12. Political gridlock is removing the option of funding new government spending with tax raises or new debt issuance. Money Finance can more easily be initiated with the approval of governments.

Money Finance policies, given the current and expected environment as shown, looks all so delectable and timely of a solution for the problems of the times.

Imagine being a policymaker: MF policies will seem irresistible. Consider that many of your country’s constituent households are grumbling. Real personal income is still below levels of more than a decade ago. Unemployment is high, its more unexpurgated measures suggesting that unemployment is at its highest since the Great Recession of the 1930s. The budgetary kitty is near empty. It is impossibly difficult to find money to boost the economy … to fund new infrastructure spending … to supplement low-income households …etc. Congress is grid-locked on issues such as “new” or higher taxes. The federal budget deficit is still at unprecedented highs (versus pre-GFC history). No amount of printed new money (technical monetary debates aside) is finding any traction in the real economy. There isn’t a new QE program to be conceived that can boost demand. What to do?

Along come the Money Finance consultants. They say: “We can produce money to directly credit to your government … or which can be gifted to households. It will be sure to boost economic demand. Your constituents will experience more jobs and they will gratefully again vote for you. But best of all, there will be no interest to pay and overall government debt levels will not rise. We have found the Holy Grail of money. Instead, what debt there is will magically slough away as nominal economic growth begins to spurt on the upside. It’s a win-win.”

It sounds understandably irresistible. But, doesn’t it all sound too good to be true? Everyone has heard this admonition: If it sounds too good to be true, then it ain’t true! Likewise, MF policy will not prove to be a win-win. But it does promise to be one roller coaster of a ride.

Authors Bossone and Wood make the statement that had UK instead funded new budget deficits with money finance (rather than buying existing bonds) over the past years, the added stimulus to its economy could have been as much as 26% of GDP. This would have been an incredible boost. As such, these claims show just how alluring are MF policies. Moreover, there is no doubt that they will have an impact on economic growth, one way or another. The specific outcomes will depend on the terms and channels of future Money Finance policies. Stock markets should be expected to perform favourably in such an environment. Fixed-income investments will not do so well comparatively.

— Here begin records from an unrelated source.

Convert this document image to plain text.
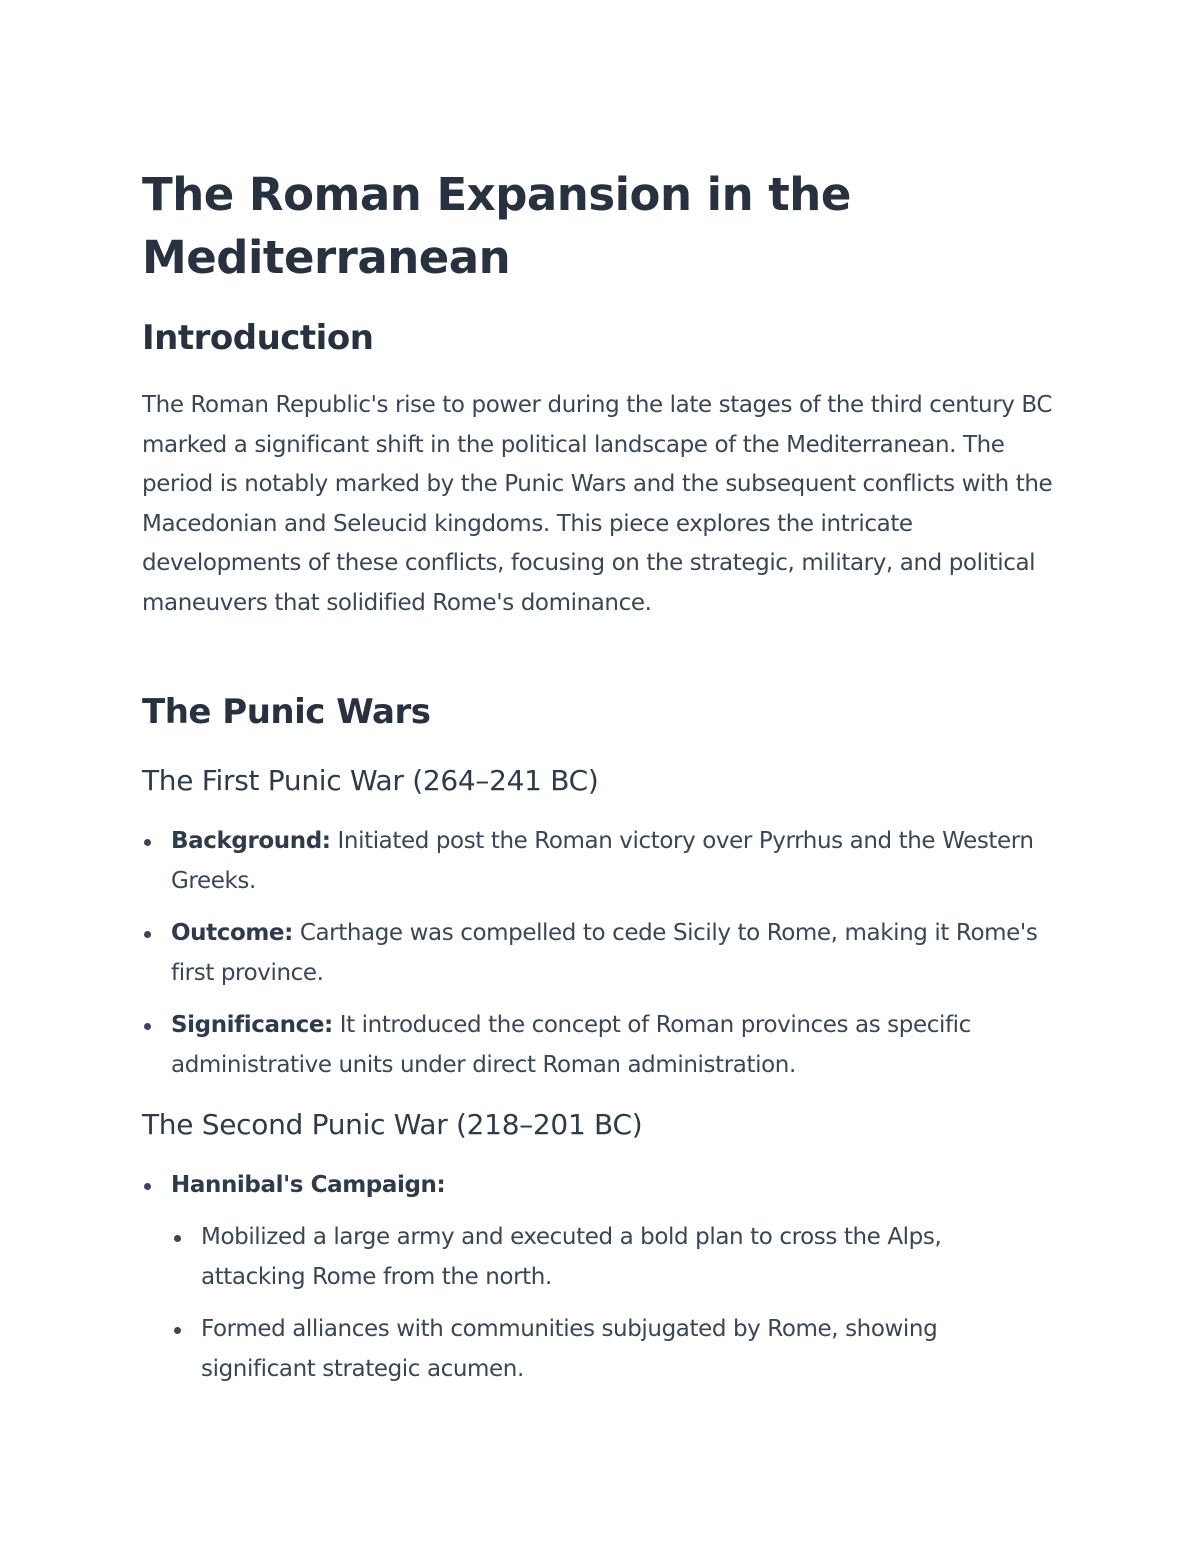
The Roman Expansion in the Mediterranean
Introduction

The Roman Republic's rise to power during the late stages of the third century BC marked a significant shift in the political landscape of the Mediterranean. The period is notably marked by the Punic Wars and the subsequent conflicts with the Macedonian and Seleucid kingdoms. This piece explores the intricate developments of these conflicts, focusing on the strategic, military, and political maneuvers that solidified Rome's dominance.

The Punic Wars
The First Punic War (264–241 BC)
Background: Initiated post the Roman victory over Pyrrhus and the Western Greeks.
Outcome: Carthage was compelled to cede Sicily to Rome, making it Rome's first province.
Significance: It introduced the concept of Roman provinces as specific administrative units under direct Roman administration.
The Second Punic War (218–201 BC)
Hannibal's Campaign:
Mobilized a large army and executed a bold plan to cross the Alps, attacking Rome from the north.
Formed alliances with communities subjugated by Rome, showing significant strategic acumen.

Strong investment returns will not want to be missed. However, the ride may not be suitable for everyone. Why? Because gains and returns will come with somewhat higher volatility. Firstly, major Money Finance programs will likely not be initiated until further signs of economic and financial weaknesses appear. Such downturns or crises will generate the impetus for central banks and policymakers to launch these new MF solutions. This, as a consequence, drives the higher volatility. Not everyone will be fully comfortable with such conditions. Nevertheless, that is the trade-off for higher gains seen over the intermediate term.

Additionally, the tactical strategies required to capture investment returns over the initial stages of MF will at times seem to go against human nature … against the natural instincts of risk … as they already do. Traditionally, government bonds were considered to be less volatile and less risky than equities. This is no longer the case in the environment we are describing here. As such, having a higher exposure to equities will not be as risky as it seems, especially so, viewed from a longer-term perspective.

A higher bias towards equities than was the traditional convention in the past is recommended. This means both a strategic change in investment policy and portfolio design as well as tactical overweights. We anticipate that the very crises that will propel the introduction of MF policies (in turn driving higher equity returns) can be used as ideal entry points to establish the overweighted equity positions.


Overt Money Financing of Fiscal Deficits: Navigating Article 123 of the Lisbon Treaty. Authors: Biagio Bossone & Richard Wood. Posted on EconoMonitor. Accessed July 21, 2013.